Living Past Loss

Sunday, November 05, 2006

It'll get worse before it gets better

My mom's 50th birthday is this upcoming week. I've been dealing with guilty feelings of not speaking to my parents for over 2 months now. I was debating on what to do...should I send her a birthday card just to show that I have a heart? Then I think, why am I not speaking to them? Oh yeah- there's a lot of baggage in our relationship. They haven't attempted to contact me in 2 months either and ask why I've disappeared.

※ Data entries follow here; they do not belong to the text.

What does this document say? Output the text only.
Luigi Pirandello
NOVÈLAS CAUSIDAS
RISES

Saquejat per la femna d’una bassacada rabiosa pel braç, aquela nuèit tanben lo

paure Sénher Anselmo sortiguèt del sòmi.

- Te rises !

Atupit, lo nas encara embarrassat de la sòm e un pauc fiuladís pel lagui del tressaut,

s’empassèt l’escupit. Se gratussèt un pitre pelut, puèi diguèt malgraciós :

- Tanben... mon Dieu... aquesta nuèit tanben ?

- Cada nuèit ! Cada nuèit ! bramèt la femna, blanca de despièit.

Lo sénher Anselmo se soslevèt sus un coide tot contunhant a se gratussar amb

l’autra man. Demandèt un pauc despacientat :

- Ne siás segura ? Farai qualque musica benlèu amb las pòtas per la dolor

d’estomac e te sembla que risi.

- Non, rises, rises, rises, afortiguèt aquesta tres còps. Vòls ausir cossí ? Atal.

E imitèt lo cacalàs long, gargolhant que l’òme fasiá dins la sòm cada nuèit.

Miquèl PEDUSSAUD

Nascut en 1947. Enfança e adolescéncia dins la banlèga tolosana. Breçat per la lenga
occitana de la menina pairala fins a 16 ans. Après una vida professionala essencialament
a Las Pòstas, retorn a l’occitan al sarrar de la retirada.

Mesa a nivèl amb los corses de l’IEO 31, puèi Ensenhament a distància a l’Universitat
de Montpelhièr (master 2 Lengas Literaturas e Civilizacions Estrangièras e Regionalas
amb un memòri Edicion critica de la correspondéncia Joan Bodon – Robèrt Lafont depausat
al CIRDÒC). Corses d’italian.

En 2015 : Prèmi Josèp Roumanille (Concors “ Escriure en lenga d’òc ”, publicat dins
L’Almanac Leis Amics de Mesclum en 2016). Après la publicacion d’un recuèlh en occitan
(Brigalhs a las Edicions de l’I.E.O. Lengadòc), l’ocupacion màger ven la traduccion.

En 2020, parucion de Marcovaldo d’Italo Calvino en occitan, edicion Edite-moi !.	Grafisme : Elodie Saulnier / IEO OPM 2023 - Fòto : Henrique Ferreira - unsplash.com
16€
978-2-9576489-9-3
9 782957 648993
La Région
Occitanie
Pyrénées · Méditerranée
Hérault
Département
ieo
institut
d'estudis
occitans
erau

My sister said she talked to mom the other day. Mom thought I was upset about the last phone conversation we had. My sister told her that it happened to be my last straw with her, but there had been a long build-up to cause me to sever ties. Of course, my mom asks if its about my daughter and them making me place her for adoption. My sister said that was a lot of it- and my mom's response was "I needed to learn how to forgive." Funny, I don't remember anyone ever asking for forgiveness. I don't remember anyone ever asking me how my daughter was doing, sending her a birthday or Christmas card, I don't remember the subject of my daughter ever coming up again unless I had mentioned it. I quit talking about her with them a number of years ago. They don't care. They never have. If anyone is heartless it's them. How do you erase your grandchild from existence? How can you be so prideful that you'd spite your own daughter?

Arrogant people don't deserve forgiveness, atleast mine. I would have been a wonderful mother. I am a happy woman with a happy husband. I try to look at the positives in every situation. I try to live my life to the fullest and experience all that life has to offer. I don't want to be miserable like my parents. I don't want to lock myself in my house with no friends. R and I have such a wonderful life together. I've cried 8 years for my daughter. I've had a hole in my heart that will never be filled. But I try to have the best life I can because one day my daughter is going to see who I've become. I want her to be proud of me. I have someone to live for, not only my husband, but the prettiest 7 & 1/2 year old who lives 3,000 miles away.